Den Aufstieg geschafft haben am Donnerstag in der Gruppe H auch Zenit St. Petersburg (1:1 gegen Besiktas Istanbul) und der FC Sevilla (3:1 gegen Vitoria Guimaraes). Die Spiele der Gruppe E: Roter Stern Belgrad bezwang den AS Rom 3:1 (1:1) und der FC Basel blieb gegen Tromsö mit 4:3 (1:3). Fix qualifiziert ist in dieser Gruppe noch keine Mannschaft.
SPIELE VOM MITTWOCH
Der AZ Alkmaar, Litex Lowetsch, Lokomotive Moskau und Steaua Bukarest haben schon am Mittwoch vorzeitig die K.o.-Runde im UEFA-Pokal-Wettbewerb erreicht. Der niederländische Fußball-Ehrendivisonär Alkmaar kam Mittwoch bei Lowetsch zu einem 2:0 (1:0) und festigte in der Gruppe D mit sieben Zählern den zweiten Platz hinter dem punktgleichen und bereits qualifizierten FC Middlesbrough. Lowetsch (6 Punkte) kann trotz der Niederlage ebenfalls nicht mehr vom dritten Rang verdrängt werden. Dnjepr Dnjepropetrowsk (3) holte sich bei Schlusslicht Grasshoppers Zürich (0) mit 3:2 (1:0) den ersten Sieg, ist aber am letzten Spieltag am 15. Dezember spielfrei.
Auch Lok Moskau weiter
Auch Lokomotive Moskau hat einen Platz in der K.o.-Runde sicher. Die Russen gewannen bei Maccabi Tel Aviv (0) mit 4:0 (1:0) und können mit sieben Punkten nicht mehr von einem der ersten drei Plätze verdrängt werden. Dagegen muss Espanyol Barcelona (5) nach dem 1:1 (1:0) bei Bröndby Kopenhagen (4) ebenso zittern wie die Dänen und der spielfreie US Palermo. In der Gruppe A verlor der spielfreie Hamburger SV (6) seine Tabellenführung an den AS Monaco. Die Mannschaft aus dem Fürstentum siegte bei Slavia Prag mit 2:0 (1:0) und setzte sich mit ebenfalls sechs Zählern an die Spitze.
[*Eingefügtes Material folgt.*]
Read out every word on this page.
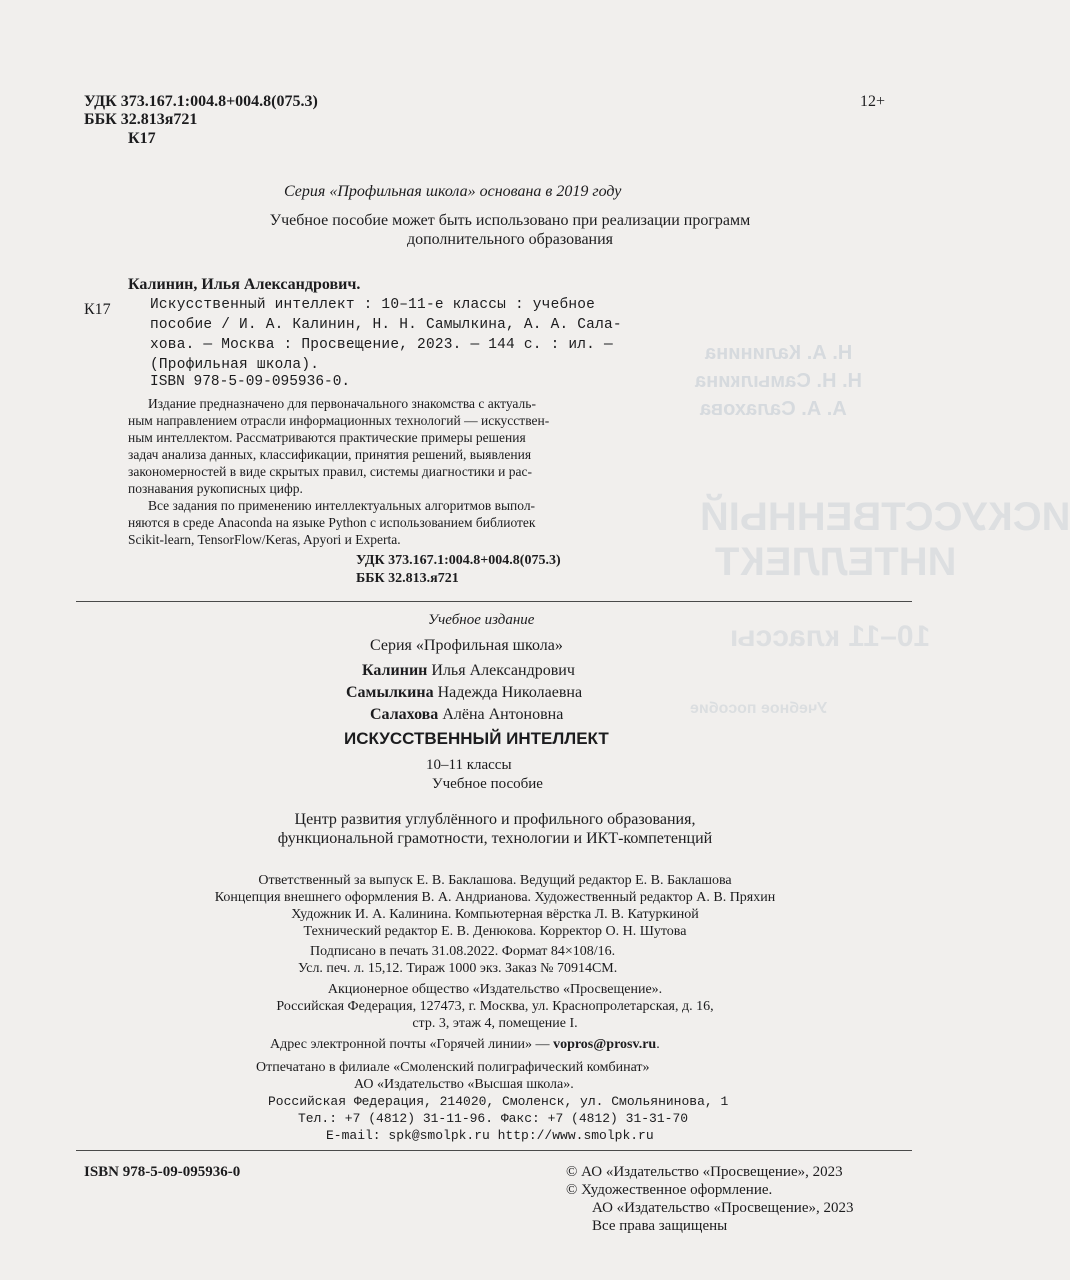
Н. А. Калинина
Н. Н. Самылкина
А. А. Салахова
ИСКУССТВЕННЫЙ
ИНТЕЛЛЕКТ
10–11 классы
Учебное пособие
УДК 373.167.1:004.8+004.8(075.3)
ББК 32.813я721
К17
12+
Серия «Профильная школа» основана в 2019 году
Учебное пособие может быть использовано при реализации программ
дополнительного образования
Калинин, Илья Александрович.
К17	Искусственный интеллект : 10–11-е классы : учебное
пособие / И. А. Калинин, Н. Н. Самылкина, А. А. Сала-
хова. — Москва : Просвещение, 2023. — 144 с. : ил. —
(Профильная школа).
ISBN 978-5-09-095936-0.
Издание предназначено для первоначального знакомства с актуаль-
ным направлением отрасли информационных технологий — искусствен-
ным интеллектом. Рассматриваются практические примеры решения
задач анализа данных, классификации, принятия решений, выявления
закономерностей в виде скрытых правил, системы диагностики и рас-
познавания рукописных цифр.
Все задания по применению интеллектуальных алгоритмов выпол-
няются в среде Anaconda на языке Python с использованием библиотек
Scikit-learn, TensorFlow/Keras, Apyori и Experta.
УДК 373.167.1:004.8+004.8(075.3)
ББК 32.813.я721
Учебное издание
Серия «Профильная школа»
Калинин Илья Александрович
Самылкина Надежда Николаевна
Салахова Алёна Антоновна
ИСКУССТВЕННЫЙ ИНТЕЛЛЕКТ
10–11 классы
Учебное пособие
Центр развития углублённого и профильного образования,
функциональной грамотности, технологии и ИКТ-компетенций
Ответственный за выпуск Е. В. Баклашова. Ведущий редактор Е. В. Баклашова
Концепция внешнего оформления В. А. Андрианова. Художественный редактор А. В. Пряхин
Художник И. А. Калинина. Компьютерная вёрстка Л. В. Катуркиной
Технический редактор Е. В. Денюкова. Корректор О. Н. Шутова
Подписано в печать 31.08.2022. Формат 84×108/16.
Усл. печ. л. 15,12. Тираж 1000 экз. Заказ № 70914СМ.
Акционерное общество «Издательство «Просвещение».
Российская Федерация, 127473, г. Москва, ул. Краснопролетарская, д. 16,
стр. 3, этаж 4, помещение I.
Адрес электронной почты «Горячей линии» — vopros@prosv.ru.
Отпечатано в филиале «Смоленский полиграфический комбинат»
АО «Издательство «Высшая школа».
Российская Федерация, 214020, Смоленск, ул. Смольянинова, 1
Тел.: +7 (4812) 31-11-96. Факс: +7 (4812) 31-31-70
E-mail: spk@smolpk.ru http://www.smolpk.ru
ISBN 978-5-09-095936-0	© АО «Издательство «Просвещение», 2023
© Художественное оформление.
АО «Издательство «Просвещение», 2023
Все права защищены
Viking Stavanger (4) vergab alle Chancen auf ein Weiterkommen durch ein 0:2 (0:1) beim bisherigen punktlosen Tabellenletzten ZSKA Sofia. Die Norweger können am letzten Spieltag nicht mehr eingreifen. Dem HSV genügt am 15. Dezember ein Punkt gegen Slavia Prag (4).
Steaua Bukarest souverän
Steaua Bukarest ließ in der Gruppe C nichts anbrennen und sicherte sich den Einzug in die nächste Runde durch ein 3:0 (1:0) gegen Schlusslicht Halmstads BK. Auch Hertha BSC darf sich nach dem 0:0 bei Sampdoria Genua Hoffnungen machen, müssen allerdings am 15. Dezember gegen Tabellenführer Bukarest antreten.